Stage: Home cinema, TV selection on a nice Saturday Evening

Seven in short: A film about two homicide detectives' desperate hunt for a serial killer who justifies his crimes as absolution for the world's ignorance of the Seven Deadly Sins. The movie takes us from the tortured remains of one victim to the next as the sociopathic "John Doe" sermonizes to Detectives Sommerset and Mills -- one sin at a time. The sin of Gluttony comes first and the murderer's terrible capacity is graphically demonstrated in the dark and subdued tones characteristic of film noir. The seasoned and cultured Sommerset researches the Seven Deadly Sins in an effort to understand the killer's modus operandi while green Detective Mills scoffs at his efforts to get inside the mind of a killer...
Preps: Hm.. n'th time to be seeing this. So good I cannot dare to miss it again, even though it's a tv version.

Reality: One of Fincher's most remarkable pieces. I absolutely adore the storyline and the disgusting tone he's following. Pitt brilliantly playing the rookie, Freeman also brilliant in the role of retiring cop. Paltrow one of the side roles, still remains true to the idea of the movie. The murders follow a pattern, still are exceeding each time with the evil note they possess.
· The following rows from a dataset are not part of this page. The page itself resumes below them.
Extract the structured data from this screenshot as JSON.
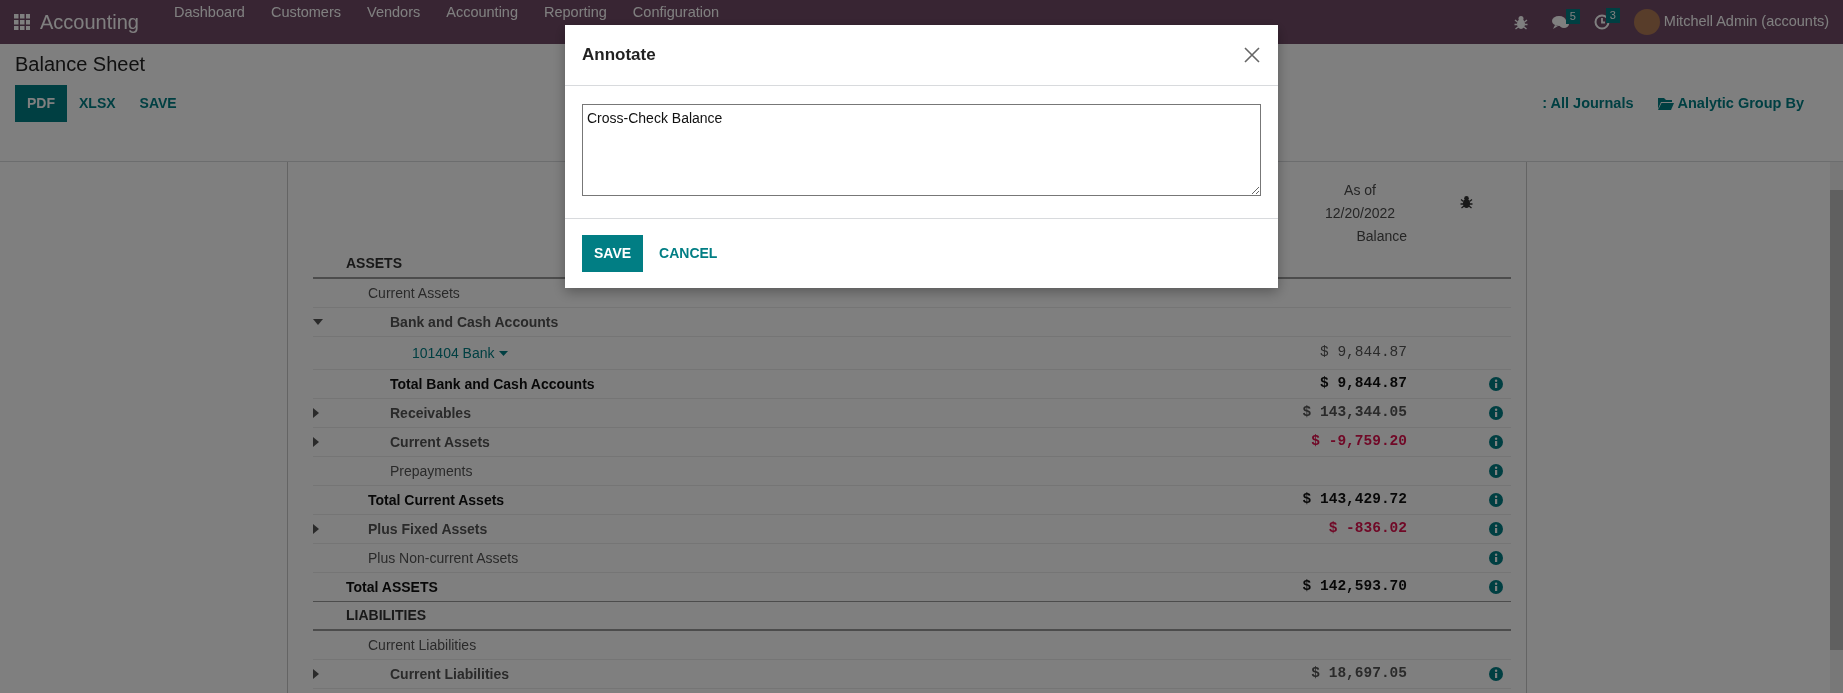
{
  "navbar": {
    "app_name": "Accounting",
    "menu": [
      "Dashboard",
      "Customers",
      "Vendors",
      "Accounting",
      "Reporting",
      "Configuration"
    ],
    "messages_count": "5",
    "activities_count": "3",
    "user": "Mitchell Admin (accounts)"
  },
  "control_panel": {
    "title": "Balance Sheet",
    "buttons": [
      {
        "label": "PDF",
        "primary": true
      },
      {
        "label": "XLSX",
        "primary": false
      },
      {
        "label": "SAVE",
        "primary": false
      }
    ],
    "filters": [
      {
        "label": ": All Journals"
      },
      {
        "label": "Analytic Group By"
      }
    ]
  },
  "report": {
    "header": {
      "date_line_1": "As of",
      "date_line_2": "12/20/2022",
      "column": "Balance"
    },
    "rows": [
      {
        "name": "ASSETS",
        "kind": "section",
        "children": [
          {
            "name": "Current Assets",
            "kind": "line",
            "info": false,
            "children": [
              {
                "name": "Bank and Cash Accounts",
                "kind": "group",
                "expanded": true,
                "info": false,
                "children": [
                  {
                    "name": "101404 Bank",
                    "kind": "account",
                    "balance": "$ 9,844.87",
                    "negative": false,
                    "info": false
                  }
                ]
              },
              {
                "name": "Total Bank and Cash Accounts",
                "kind": "total",
                "balance": "$ 9,844.87",
                "negative": false,
                "info": true
              },
              {
                "name": "Receivables",
                "kind": "group",
                "expanded": false,
                "balance": "$ 143,344.05",
                "negative": false,
                "info": true
              },
              {
                "name": "Current Assets",
                "kind": "group",
                "expanded": false,
                "balance": "$ -9,759.20",
                "negative": true,
                "info": true
              },
              {
                "name": "Prepayments",
                "kind": "line",
                "info": true
              }
            ]
          },
          {
            "name": "Total Current Assets",
            "kind": "total",
            "balance": "$ 143,429.72",
            "negative": false,
            "info": true
          },
          {
            "name": "Plus Fixed Assets",
            "kind": "group",
            "expanded": false,
            "balance": "$ -836.02",
            "negative": true,
            "info": true
          },
          {
            "name": "Plus Non-current Assets",
            "kind": "line",
            "info": true
          }
        ]
      },
      {
        "name": "Total ASSETS",
        "kind": "total",
        "balance": "$ 142,593.70",
        "negative": false,
        "info": true
      },
      {
        "name": "LIABILITIES",
        "kind": "section",
        "children": [
          {
            "name": "Current Liabilities",
            "kind": "line",
            "info": false,
            "children": [
              {
                "name": "Current Liabilities",
                "kind": "group",
                "expanded": false,
                "balance": "$ 18,697.05",
                "negative": false,
                "info": true
              }
            ]
          }
        ]
      }
    ]
  },
  "dialog": {
    "title": "Annotate",
    "text": "Cross-Check Balance",
    "buttons": [
      {
        "label": "SAVE",
        "primary": true
      },
      {
        "label": "CANCEL",
        "primary": false
      }
    ]
  }
}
I have seen several similar case studies involving several murders, after all this is a grateful genre with a wide range of audience, however this one somehow reminds of the Silence of the Lambs in its evilness and making the viewer respect the murderer's actions - in a sense, I am not able to say he's punishing the wrong people. I just disagree with the idea that he is the mesia, taking God's hand into his own. Or justice, for all the atheists like me.
When Spacey is revealed, this is mere a cherry on the top of a pile of delicious fruit. It draws attention even more to the other side, making me respect the mind of someone so vicious and dangerous. The last deed is indeed the most vicious and psychological the hardest one to take into your system and you are just waiting for Pitt to explode in the last scene. Scenery carefully chosen, dialogues are leading to perfection. Some of dark humour involved, especially in the family atmosphere scenes (when Freeman comes to Pitt's home and meets the wife). Seeing the soft side of the rookie is somehow entertaining, however it brings the emotional part to the movie and attaches the viewer also to Paltrow, which was obviously the purpose to see the last scene in the most emot spirit ever.

There are several overachievers in the business, Seven seems to be one of them. In my opinion, one of the best movies in the genre, difficult to miss with its many repetitions. Also, remarkable flow of the cast at the end - vice versa as it was supposed to be. Finally, remark about the music. If you don't notice it during the piece, you will be surely surprised in the defilee - the last words coming out of director's mouth.